Hip-hop battles in South Portland celebrate the love of dance

Mar. 18—Inside the South Portland Community Center on Saturday, dancers faced off, doing "battle."

Their battles were a friendly hip-hop competition during "The Exchange," an annual event that was called off for three years because of the pandemic. The last one was held in 2019.

"There's a lot of excitement," Portland Youth Dance's outreach director Elizabeth Lau said. "People are ready." The nonprofit, which offers free lessons to youth in the community, sponsored the event.

For hours, dancers performed energetic street moves that included freestyles of a blend of pantomime, athletic spins on hands and shoulders, and backward body flips. Hips, heads and knees rolled to the rhythm of lively music.

"Break dance is the foundation of hip-hop," Lau said. But hip-hop includes more extensive moves. "You'll see people popping, locking and house — amazing things." House is a music genre featuring a repetitive "four-on-the-floor" beat.

The Exchange attracted about 50 dancers of all ages from Maine and New England. There were two age groups, those under 10 and those 10 and older.

Two competitors in the younger group, a girl and boy, took turns dancing in front of judges as the audience clapped in rhythm to their moves. Both dancers earned compliments, and a winner was announced. The two then shook hands and posed for photos.

Another battle followed.

One was two teams of dancers in the older competition. One dancer was Josh Cronin, 18, of Lisbon, who teaches dance at the Alma-Lea's Dance Studio in Lisbon.

Cronin came solo, figuring he'd find someone to compete with him in the partner dance.

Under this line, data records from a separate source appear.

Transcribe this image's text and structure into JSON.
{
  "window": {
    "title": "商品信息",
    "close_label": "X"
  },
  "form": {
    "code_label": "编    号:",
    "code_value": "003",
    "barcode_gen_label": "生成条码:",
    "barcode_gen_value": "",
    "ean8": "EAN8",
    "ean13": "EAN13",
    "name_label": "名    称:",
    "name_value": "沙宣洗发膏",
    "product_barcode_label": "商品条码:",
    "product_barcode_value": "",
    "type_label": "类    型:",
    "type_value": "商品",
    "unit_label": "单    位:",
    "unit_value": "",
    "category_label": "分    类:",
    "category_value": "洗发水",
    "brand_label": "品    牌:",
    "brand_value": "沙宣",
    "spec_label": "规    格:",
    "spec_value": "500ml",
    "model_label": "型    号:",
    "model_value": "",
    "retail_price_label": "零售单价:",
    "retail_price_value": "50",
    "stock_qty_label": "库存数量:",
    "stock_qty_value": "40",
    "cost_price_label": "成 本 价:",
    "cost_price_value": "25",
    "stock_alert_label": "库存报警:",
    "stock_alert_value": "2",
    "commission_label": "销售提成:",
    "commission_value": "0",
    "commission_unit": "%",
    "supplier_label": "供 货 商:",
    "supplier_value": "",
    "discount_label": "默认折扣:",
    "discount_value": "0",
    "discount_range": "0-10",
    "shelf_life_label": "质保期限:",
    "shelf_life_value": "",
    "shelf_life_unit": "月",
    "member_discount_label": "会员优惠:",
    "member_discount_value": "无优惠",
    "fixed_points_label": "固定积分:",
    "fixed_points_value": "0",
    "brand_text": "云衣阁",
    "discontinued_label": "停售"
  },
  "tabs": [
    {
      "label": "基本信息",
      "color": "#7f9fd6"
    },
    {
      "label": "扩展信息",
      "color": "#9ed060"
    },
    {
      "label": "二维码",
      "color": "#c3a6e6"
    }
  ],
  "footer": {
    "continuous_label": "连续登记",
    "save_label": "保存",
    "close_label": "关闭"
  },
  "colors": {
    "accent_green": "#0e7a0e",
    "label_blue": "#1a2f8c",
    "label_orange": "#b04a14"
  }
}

But when his turn came up, Cronin was without a partner facing the opposing team. "I didn't have a partner. I looked back and my mom was coming up. I thought, 'Oh gosh, she's going to dance with me!'"

With no rehearsal together, the mother and son danced, each performing separately. With a positive attitude, the mother swung her body, arms and hips, and stepped and hopped to the music. The crowd appreciated the mother-and-son moves, giving them rousing cheers when the judges announced that the Cronins won the round.

Heather Cronin said it was a last-minute decision to compete. "He's battling, not me. My son is registered."

Cronin said she's taken dance lessons at the Lisbon studio since she was 38. "I dabble in hip-hop," she said. "Dancing was always a passion of mine. I was lucky enough to have a son who had the same passion as his mom."

Josh Cronin said this year was the first time he participated in The Exchange. "I wanted to come a few years ago but COVID shut it down." He was pleased his mother volunteered to be his partner. "I've always wanted to do one of these events with my mom. She's a big inspiration to me."

Other students from dance studios were from Portland, Bath, Camden, Arundel, Buxton and Westbrook.

Watching the competition were Aria Pines, 17, Saphire Ensworth, 17, and Savana Swan, 18, who dance and teach outreach classes to children for Portland Youth Dance.

Pines was dancing on Saturday. The event "is super cool," she said. "It celebrates hip-hop." In Maine, the dance scene is not huge, she said. "It's great we're able to create this and bring the community together."

Ensworth, a modern-dance performer and teacher, said she was there to volunteer and support the event. For her, dance "is a big mental health thing. It keeps me happy, active and I meet other people who love dancing."

But she was not dancing on Saturday, pointing to her leg in a walking boot cast; she was struck by a car a few months ago. Ensworth has a few weeks left of wearing the boot, she said.

At the end of the day, the rounds of battles ended with three winners. The team "Eli" won for children 10 and under, "Ready for Everything" won in the boys vs. girls contest, and "Grace and Robo" won in the all-styles category, according to Carolyn Perazio of Portland, volunteer president of the board for Portland Youth Dance.

Saturday's hip-hop celebration introduces dancers to those from other communities, inside and outside of Maine, Perazio said.

"It really gets the dancers and kids to understand hip-hop is a culture of sharing, expression of dance and a wonderful extension of our community."